A common approach of anti-homebirth activists is to use the “relative risk” approach and ignore the absolute risk, because it’s much more dramatic and sensationalistic to suggest that the risk of something is “double!” or “triple!” that of something else …
So after years of lying about the increased risk of death at homebirth, the homebirth industry is finally acknowledging that what I’ve been writing about the death rates has been true all along.
I find it quite amusing that Gordon and other homebirth advocates have suddenly discovered the difference between absolute and relative risk. The same people who have been howling about the “dangers” of epidurals (the risk of death from an epidural is less than the risk of being killed by a lightening strike), are suddenly insisting that the risk of death at homebirth, which is anywhere from 100 to 1000 times higher, is actually so small that you should ignore it.
3. Birth certificate data is unreliable!
Epidemiologists in the room were quick to step to the microphone for the open discussion part of the panel, pointing out the many flaws in Chervenak’s presentation. Marian MacDorman, Ph.D., senior statistician and researcher for the CDC’s National Center for Health Statistics, reminded everyone that birth certificate data is notoriously unreliable for neonatal seizures and low Apgar scores; this has been shown time and again for decades and had indeed been discussed earlier in this very workshop. More importantly, McDorman stated that data from birth certificates cannot be used to make comparisons between settings or providers…
I find that absolutely hilarious. Marian MacDorman, an editor of the Lamaze sponsored “journal” Birth, has published a number of papers based on, you guessed it, birth certificates. Infant and Neonatal Mortality for Primary Cesarean and Vaginal Births to Women with “No Indicated Risk,” United States, 1998–2001 Birth Cohorts is widely quoted in the homebirth community as demonstrating a 3X higher neonatal death rate (triple!) for elective C-section as compared to vaginal delivery. MacDorman and colleagues publicly revised the relative risk after others pointed out serious methodological flaws, but they still ended up claiming that C-section without medical indication has a 1.5X higher risk of neonatal death (nearly double!) than vaginal delivery. But birth certificates are notoriously unreliable for reporting risk factors, as I pointed out at the time.
Apparently MacDorman is trying to set a new standard for hypocritical behavior. She published at least 2 studies relying on birth certificate data, and in both studies, although the relative risk of neonatal death at C-section was supposedly nearly double or triple, the absolute risk was very small.
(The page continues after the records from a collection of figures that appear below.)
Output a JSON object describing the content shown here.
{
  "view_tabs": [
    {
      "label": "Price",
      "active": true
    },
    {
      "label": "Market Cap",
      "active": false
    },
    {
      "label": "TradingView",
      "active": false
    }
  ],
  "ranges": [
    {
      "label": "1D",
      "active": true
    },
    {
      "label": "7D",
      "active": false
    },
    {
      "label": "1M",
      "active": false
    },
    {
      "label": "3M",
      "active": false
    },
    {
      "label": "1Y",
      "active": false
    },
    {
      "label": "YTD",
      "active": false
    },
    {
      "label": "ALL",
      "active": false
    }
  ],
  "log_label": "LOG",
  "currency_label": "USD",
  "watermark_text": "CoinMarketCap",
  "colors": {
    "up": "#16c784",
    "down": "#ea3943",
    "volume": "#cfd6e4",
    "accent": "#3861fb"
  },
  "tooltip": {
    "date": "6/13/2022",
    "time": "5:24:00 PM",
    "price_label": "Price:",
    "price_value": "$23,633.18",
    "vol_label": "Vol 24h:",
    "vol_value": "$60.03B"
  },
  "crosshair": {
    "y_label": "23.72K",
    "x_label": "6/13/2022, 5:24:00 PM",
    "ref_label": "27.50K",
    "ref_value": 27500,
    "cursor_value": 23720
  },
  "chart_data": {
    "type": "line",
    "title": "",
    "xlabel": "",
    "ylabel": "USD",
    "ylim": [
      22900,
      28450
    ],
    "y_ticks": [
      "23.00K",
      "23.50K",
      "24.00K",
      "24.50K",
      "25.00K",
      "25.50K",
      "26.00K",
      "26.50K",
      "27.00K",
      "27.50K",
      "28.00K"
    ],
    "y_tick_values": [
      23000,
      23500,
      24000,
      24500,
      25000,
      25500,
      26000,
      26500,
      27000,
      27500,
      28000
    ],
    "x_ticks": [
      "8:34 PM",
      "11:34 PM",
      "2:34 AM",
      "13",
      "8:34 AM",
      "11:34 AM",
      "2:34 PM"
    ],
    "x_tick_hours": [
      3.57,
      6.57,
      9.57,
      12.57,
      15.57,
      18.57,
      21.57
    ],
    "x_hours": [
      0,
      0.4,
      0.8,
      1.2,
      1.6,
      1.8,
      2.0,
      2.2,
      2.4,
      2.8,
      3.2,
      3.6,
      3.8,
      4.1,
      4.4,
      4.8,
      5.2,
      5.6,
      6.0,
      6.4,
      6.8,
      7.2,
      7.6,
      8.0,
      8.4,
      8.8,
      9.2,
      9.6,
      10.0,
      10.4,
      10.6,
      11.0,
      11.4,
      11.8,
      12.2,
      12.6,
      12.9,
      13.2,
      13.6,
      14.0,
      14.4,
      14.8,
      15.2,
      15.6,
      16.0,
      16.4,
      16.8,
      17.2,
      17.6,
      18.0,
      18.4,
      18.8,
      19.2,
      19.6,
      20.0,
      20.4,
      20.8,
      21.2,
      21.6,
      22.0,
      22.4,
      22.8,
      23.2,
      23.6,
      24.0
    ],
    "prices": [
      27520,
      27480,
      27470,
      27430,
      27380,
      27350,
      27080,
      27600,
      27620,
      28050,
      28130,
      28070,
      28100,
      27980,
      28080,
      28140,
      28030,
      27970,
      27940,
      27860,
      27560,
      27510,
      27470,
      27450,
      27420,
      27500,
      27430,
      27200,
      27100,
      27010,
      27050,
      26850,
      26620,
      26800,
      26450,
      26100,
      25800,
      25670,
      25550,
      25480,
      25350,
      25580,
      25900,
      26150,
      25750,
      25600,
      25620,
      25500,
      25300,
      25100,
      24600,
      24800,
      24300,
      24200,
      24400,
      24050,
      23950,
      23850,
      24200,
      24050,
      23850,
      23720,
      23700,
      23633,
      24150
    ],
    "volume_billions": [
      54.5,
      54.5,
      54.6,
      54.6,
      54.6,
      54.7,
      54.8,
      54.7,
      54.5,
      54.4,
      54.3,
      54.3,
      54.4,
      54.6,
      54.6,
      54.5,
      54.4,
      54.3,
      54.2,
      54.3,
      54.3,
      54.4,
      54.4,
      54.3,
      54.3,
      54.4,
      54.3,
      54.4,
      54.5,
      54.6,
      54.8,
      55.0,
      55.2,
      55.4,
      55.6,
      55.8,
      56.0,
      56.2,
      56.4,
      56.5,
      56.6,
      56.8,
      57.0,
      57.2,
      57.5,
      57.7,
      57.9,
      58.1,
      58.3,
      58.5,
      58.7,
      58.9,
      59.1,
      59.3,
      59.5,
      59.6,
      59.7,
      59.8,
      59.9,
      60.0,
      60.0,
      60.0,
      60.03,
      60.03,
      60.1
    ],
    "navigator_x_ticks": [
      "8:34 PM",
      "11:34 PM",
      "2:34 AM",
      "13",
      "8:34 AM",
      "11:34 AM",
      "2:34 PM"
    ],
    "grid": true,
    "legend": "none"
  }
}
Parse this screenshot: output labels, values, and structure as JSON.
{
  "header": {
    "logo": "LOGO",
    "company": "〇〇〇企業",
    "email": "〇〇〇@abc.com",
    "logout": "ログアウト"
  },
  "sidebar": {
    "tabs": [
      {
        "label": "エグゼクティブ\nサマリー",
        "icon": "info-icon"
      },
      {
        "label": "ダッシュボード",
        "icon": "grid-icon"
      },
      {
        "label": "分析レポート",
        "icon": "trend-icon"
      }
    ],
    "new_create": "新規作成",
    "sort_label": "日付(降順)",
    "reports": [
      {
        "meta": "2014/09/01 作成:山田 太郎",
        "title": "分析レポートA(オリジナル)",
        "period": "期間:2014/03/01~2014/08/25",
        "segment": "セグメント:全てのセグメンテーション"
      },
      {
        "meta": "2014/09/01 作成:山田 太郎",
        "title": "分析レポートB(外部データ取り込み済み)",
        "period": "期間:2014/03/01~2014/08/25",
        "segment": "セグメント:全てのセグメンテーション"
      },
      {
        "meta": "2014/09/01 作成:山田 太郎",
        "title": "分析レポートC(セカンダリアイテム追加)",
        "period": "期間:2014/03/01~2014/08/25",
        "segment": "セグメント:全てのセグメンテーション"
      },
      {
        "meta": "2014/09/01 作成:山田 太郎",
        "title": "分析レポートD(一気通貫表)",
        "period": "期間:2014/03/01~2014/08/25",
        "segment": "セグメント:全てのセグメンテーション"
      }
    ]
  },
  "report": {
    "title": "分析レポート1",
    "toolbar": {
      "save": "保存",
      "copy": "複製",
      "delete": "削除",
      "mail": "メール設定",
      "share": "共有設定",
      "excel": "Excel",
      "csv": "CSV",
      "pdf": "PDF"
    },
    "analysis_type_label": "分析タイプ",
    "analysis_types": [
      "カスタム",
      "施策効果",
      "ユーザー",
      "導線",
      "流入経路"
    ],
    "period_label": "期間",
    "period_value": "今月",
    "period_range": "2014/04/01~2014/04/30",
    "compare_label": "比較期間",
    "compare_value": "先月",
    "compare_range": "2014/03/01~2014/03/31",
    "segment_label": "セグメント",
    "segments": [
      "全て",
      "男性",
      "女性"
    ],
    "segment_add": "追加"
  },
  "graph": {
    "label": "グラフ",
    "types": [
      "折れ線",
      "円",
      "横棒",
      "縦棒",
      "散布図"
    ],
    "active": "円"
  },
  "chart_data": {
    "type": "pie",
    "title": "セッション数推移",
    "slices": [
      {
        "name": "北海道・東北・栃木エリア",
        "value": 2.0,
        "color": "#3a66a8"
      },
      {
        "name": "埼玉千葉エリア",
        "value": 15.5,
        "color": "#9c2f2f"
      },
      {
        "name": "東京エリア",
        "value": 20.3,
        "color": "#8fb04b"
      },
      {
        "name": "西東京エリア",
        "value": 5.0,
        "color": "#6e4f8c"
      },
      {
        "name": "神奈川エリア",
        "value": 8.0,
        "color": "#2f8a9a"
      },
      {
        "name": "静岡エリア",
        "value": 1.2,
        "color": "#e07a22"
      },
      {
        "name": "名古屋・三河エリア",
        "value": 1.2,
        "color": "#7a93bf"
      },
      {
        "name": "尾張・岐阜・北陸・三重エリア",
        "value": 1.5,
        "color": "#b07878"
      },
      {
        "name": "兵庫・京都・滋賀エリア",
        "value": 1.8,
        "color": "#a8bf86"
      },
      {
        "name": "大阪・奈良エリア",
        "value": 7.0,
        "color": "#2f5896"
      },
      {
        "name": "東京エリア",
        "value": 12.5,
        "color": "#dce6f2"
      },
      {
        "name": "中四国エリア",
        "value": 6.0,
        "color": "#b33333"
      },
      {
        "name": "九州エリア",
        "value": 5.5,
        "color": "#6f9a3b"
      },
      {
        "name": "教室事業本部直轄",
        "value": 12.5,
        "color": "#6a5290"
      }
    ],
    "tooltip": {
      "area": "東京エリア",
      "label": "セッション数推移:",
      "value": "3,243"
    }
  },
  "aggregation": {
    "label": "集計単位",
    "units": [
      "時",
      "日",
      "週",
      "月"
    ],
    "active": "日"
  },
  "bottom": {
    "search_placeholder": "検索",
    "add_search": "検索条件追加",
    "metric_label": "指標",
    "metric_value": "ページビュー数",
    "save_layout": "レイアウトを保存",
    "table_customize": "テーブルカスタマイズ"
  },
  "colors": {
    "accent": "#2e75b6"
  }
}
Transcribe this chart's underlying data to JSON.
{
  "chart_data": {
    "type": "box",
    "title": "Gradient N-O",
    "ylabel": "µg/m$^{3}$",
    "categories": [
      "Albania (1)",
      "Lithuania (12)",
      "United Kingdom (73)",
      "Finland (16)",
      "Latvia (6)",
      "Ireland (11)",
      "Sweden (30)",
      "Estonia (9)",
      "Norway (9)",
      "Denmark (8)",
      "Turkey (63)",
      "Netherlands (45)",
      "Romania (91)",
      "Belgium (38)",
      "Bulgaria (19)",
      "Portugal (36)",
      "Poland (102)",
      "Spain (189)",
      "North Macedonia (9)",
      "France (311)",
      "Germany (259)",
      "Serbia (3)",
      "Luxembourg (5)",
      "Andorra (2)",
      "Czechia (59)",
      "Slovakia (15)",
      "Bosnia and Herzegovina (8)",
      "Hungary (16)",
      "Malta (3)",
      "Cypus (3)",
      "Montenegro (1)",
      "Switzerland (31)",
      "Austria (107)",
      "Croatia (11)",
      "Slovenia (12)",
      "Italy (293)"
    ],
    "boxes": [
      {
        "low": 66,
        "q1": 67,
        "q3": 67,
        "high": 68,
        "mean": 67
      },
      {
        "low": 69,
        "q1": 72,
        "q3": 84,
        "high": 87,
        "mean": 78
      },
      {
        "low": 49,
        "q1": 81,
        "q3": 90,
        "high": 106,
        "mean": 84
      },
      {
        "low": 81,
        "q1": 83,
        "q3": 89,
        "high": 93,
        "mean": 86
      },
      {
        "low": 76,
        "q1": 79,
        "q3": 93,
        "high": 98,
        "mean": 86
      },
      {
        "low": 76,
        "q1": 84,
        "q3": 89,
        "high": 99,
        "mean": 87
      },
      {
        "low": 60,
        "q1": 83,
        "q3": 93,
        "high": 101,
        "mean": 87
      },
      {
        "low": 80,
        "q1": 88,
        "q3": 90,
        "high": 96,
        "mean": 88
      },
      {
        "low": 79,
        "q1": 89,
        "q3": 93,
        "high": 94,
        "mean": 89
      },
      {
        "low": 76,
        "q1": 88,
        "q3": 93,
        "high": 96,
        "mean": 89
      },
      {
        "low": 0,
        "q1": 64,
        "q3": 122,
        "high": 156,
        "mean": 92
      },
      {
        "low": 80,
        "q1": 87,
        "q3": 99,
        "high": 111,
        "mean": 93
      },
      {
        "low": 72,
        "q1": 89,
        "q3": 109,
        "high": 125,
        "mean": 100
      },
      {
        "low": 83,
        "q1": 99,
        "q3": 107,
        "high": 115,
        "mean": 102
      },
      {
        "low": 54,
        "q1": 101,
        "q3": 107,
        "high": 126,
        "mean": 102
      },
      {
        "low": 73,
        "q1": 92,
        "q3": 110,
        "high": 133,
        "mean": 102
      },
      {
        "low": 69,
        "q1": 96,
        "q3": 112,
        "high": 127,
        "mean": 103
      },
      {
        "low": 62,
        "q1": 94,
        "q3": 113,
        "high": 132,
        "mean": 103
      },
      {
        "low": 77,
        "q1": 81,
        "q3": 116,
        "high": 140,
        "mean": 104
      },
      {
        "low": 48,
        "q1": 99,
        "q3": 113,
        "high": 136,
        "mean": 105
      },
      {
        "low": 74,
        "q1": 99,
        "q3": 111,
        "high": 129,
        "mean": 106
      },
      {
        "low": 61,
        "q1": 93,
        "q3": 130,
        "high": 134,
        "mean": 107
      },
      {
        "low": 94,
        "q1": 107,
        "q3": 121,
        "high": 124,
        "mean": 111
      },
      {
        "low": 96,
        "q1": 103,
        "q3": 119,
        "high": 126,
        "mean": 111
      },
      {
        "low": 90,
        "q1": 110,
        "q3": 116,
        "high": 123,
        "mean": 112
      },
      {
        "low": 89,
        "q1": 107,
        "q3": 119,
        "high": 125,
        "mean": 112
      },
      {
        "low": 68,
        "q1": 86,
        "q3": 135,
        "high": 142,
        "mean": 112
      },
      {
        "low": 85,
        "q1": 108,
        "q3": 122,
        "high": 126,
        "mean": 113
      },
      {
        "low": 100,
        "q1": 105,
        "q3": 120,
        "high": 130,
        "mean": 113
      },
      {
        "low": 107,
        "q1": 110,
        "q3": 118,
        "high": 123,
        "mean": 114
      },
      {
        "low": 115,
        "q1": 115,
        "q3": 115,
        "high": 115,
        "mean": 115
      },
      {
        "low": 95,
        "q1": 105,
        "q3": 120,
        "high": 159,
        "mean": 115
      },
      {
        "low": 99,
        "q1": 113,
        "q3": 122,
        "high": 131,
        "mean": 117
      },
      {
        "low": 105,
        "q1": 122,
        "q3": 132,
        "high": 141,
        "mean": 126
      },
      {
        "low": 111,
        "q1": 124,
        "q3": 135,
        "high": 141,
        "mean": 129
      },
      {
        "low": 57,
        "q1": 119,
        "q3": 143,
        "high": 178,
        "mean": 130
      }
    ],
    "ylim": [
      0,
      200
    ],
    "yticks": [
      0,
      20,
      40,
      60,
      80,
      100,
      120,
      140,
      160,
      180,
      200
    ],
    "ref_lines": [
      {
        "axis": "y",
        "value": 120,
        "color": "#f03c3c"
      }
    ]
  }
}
Those studies are supposed to be valid, but the homebirth death rates are not?
After years of lying and denying, homebirth advocates are being forced to acknowledge the dramatically increased risk of death at homebirth.
There are two important messages to take away from this:
Homebirth (particularly homebirth at the hands of grossly undereducated and undertrained CPMs) dramatically increases the risk of perinatal death.
More importantly, professional homebirth advocates have steadily and repeatedly lied about the increased risk of perinatal death. They should never have been trusted before, and cannot be trusted now.
This is yet another reason why the CPM should be abolished. In addition to being undereducated and undertrained, the entire CPM industry is unethical, putting their desire for income ahead of their obligation to obtain informed consent. Not only have they let babies die, they’ve lied about it, too.